Tanah air kita yang dulu subur dan membuat setiap orang nyaman berpijak di atasnya, kini menjadi penuh dengan lumpur kotor yang menjijikkan.
Bangsa kita yang dulu begitu disegani dan gagah berdiri di muka, kini harus menanggung malu seperti pecundang yang mundur dari medan perang dan hanya bisa bersembunyi dibalik tembok dan mengintip lewat jendela, menonton kemajuan dunia yang begitu pesat. Seperti bebek yang tidak bisa terbang mengepakkan sayapnya meski ia memiliki sayap layaknya burung-burung yang senantiasa melanglang buana di langit. Ia hanya bisa mengekor.
Bahasa yang menjadi aset bangsa ini pun mulai terancam eksistensinya. Ketika sekarang anak bangsa akan lebih merasa bangga ketika mereka mampu berbahasa asing dengan lancar sedangkan ia akan tertidur lelap di kelas-kelas mereka dan merasa jemu dengan pembahasan sastra dan bahasa bangsa ini.Tidak banyak lagi orang-orang yang mampu berkomunikasi dengan bahasa yang baik. Kata-kata yang terlontar dari mulut mereka hanyalah kata-kata yang terdengar begitu sentimentil, pesimistis bahkan bahasa hanyalah komponen dalam kalimat-kalimat yang digunakan sebagai alat untuk menorehkan luka.

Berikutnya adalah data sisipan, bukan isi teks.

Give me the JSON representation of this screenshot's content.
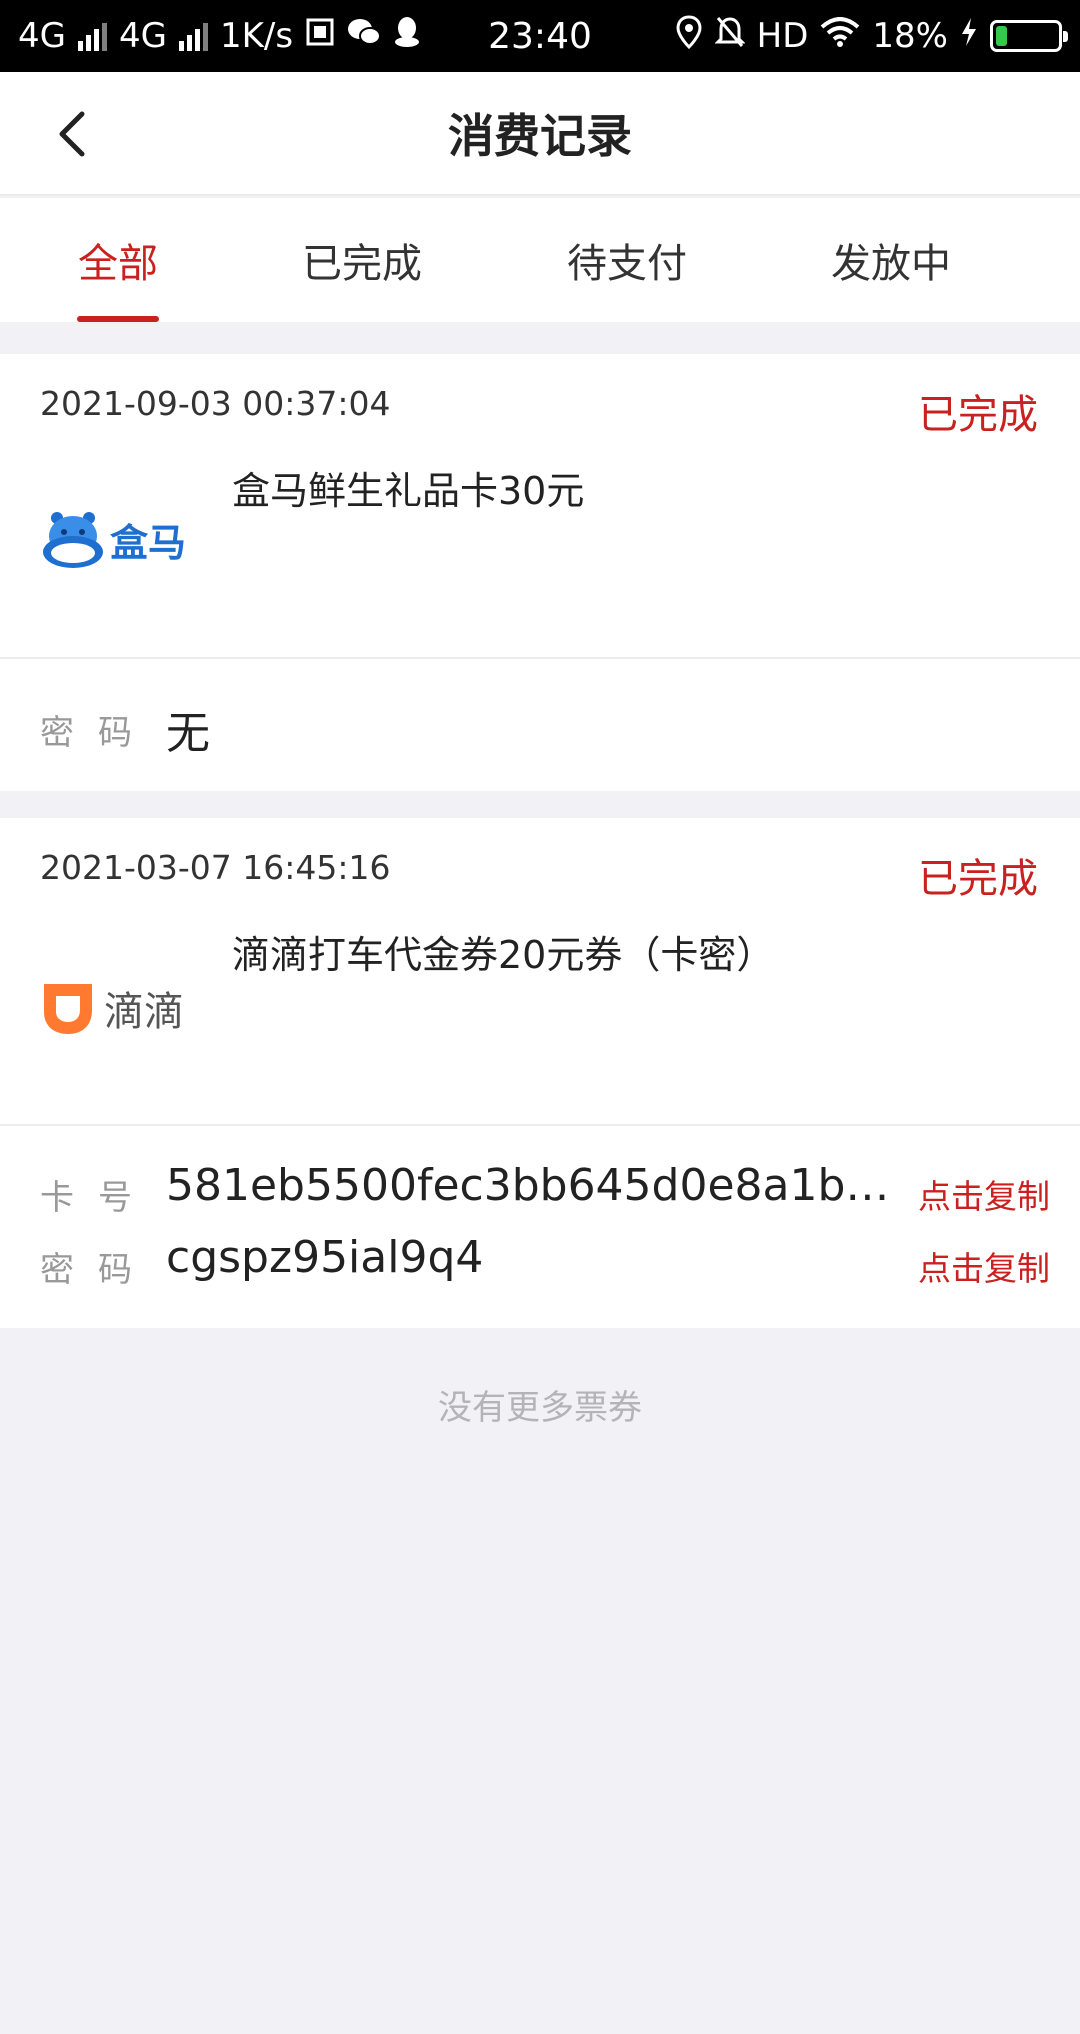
{
  "status_bar": {
    "net1": "4G",
    "net2": "4G",
    "speed": "1K/s",
    "time": "23:40",
    "hd": "HD",
    "battery_pct": "18%",
    "battery_level": 0.18
  },
  "header": {
    "title": "消费记录"
  },
  "tabs": [
    {
      "label": "全部",
      "active": true
    },
    {
      "label": "已完成",
      "active": false
    },
    {
      "label": "待支付",
      "active": false
    },
    {
      "label": "发放中",
      "active": false
    }
  ],
  "orders": [
    {
      "date": "2021-09-03 00:37:04",
      "status": "已完成",
      "product": "盒马鲜生礼品卡30元",
      "logo_text": "盒马",
      "password_label": "密码",
      "password": "无"
    },
    {
      "date": "2021-03-07 16:45:16",
      "status": "已完成",
      "product": "滴滴打车代金券20元券（卡密）",
      "logo_text": "滴滴",
      "card_label": "卡号",
      "card_number": "581eb5500fec3bb645d0e8a1b5…",
      "password_label": "密码",
      "password": "cgspz95ial9q4",
      "copy_label": "点击复制"
    }
  ],
  "footer": {
    "no_more": "没有更多票券"
  },
  "colors": {
    "accent": "#c8211f",
    "hema_blue": "#1e6fd0",
    "didi_orange": "#ff7a30"
  }
}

            Untaian cerita-cerita pesimistis ini harus segera diakhiri. Bukan untuk suatu kebinasaan. Namun untuk kembali memulai cerita baru yang lebih indah. Cerita yang akan mengobati lara dan menyembuhkan luka. Memperbaiki segala kesalahan dan mengembalikan segala ketidak sesuaian pada tempatnya. Berbenah diri untuk menyongsong masa-masa kejayaan yang akan menjelang bukanlah suatu kemustahilan, melainkan sebuah keniscayaan.

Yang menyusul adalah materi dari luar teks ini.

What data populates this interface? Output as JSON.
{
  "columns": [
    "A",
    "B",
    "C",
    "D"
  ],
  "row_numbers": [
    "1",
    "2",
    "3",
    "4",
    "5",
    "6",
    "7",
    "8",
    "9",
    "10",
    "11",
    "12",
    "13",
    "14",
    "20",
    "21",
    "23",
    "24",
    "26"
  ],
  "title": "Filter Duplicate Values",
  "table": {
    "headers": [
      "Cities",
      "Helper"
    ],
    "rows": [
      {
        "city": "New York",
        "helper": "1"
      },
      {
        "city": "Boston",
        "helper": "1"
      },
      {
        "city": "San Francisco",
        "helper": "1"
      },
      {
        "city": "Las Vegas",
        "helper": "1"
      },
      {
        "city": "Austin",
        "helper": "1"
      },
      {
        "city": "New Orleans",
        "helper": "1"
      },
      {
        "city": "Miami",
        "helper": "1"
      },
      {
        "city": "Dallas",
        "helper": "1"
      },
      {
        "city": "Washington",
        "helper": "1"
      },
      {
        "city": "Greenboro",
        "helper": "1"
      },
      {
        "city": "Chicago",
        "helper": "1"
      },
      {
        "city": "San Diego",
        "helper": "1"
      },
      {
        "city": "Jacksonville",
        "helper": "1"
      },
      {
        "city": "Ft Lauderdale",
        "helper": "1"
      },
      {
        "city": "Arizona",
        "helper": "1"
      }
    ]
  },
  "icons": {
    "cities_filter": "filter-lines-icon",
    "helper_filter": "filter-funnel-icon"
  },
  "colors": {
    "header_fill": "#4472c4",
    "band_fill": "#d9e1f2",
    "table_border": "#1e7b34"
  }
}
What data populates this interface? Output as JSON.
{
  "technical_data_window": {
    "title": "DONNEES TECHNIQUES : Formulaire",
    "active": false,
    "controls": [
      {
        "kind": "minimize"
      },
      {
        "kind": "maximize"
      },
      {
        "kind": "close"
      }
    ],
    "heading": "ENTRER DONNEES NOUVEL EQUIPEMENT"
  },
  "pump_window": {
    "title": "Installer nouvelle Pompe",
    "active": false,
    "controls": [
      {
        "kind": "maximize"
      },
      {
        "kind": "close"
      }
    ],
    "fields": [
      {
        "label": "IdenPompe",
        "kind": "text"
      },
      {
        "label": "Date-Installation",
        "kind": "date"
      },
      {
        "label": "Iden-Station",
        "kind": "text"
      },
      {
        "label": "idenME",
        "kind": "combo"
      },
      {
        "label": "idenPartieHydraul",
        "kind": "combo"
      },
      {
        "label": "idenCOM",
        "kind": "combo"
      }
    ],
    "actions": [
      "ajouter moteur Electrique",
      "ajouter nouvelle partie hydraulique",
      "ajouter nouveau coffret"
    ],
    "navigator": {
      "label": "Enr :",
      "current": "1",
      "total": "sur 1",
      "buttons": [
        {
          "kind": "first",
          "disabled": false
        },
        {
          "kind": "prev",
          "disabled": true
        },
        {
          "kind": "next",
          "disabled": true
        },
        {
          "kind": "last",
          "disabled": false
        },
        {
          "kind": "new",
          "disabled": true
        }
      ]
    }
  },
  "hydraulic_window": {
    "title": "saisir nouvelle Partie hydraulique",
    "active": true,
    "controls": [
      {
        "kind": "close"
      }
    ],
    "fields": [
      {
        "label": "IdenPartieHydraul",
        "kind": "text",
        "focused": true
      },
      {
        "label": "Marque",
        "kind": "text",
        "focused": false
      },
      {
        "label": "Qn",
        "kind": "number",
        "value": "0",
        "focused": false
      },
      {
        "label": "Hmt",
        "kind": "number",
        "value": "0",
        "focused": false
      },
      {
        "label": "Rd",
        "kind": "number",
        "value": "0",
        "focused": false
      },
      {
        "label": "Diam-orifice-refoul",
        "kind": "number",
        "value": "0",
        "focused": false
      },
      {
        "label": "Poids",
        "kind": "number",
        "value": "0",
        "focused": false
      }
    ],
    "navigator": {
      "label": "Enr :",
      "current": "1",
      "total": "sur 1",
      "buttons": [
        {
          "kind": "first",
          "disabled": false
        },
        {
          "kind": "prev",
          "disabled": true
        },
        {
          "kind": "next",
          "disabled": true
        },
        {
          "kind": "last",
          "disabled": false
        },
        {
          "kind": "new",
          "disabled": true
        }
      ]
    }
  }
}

Dalam cerita akan ada kalimat-kalimat yang diakhiri oleh titik. Bukan berarti cerita itu telah usai. Melainkan sang penulis hendak memulai menuliskan kembali cerita-cerita lain yang lebih berwarna. Seperti saat ini, baru saja aku memutuskan untuk mengakhiri mengenang sejarah dan mengingat betapa payahnya generasi yang sedang memimpin sekarang di tengah gelap gulitanya malam, muncul setitik cahaya terang di hadapanku yang semakin lama titik itu semakin besar dan terang. Mentari. Sosok yang selalu menyapa kita di pagi hari. Menandakan akan adanya harapan di hari ini dan seterusnya.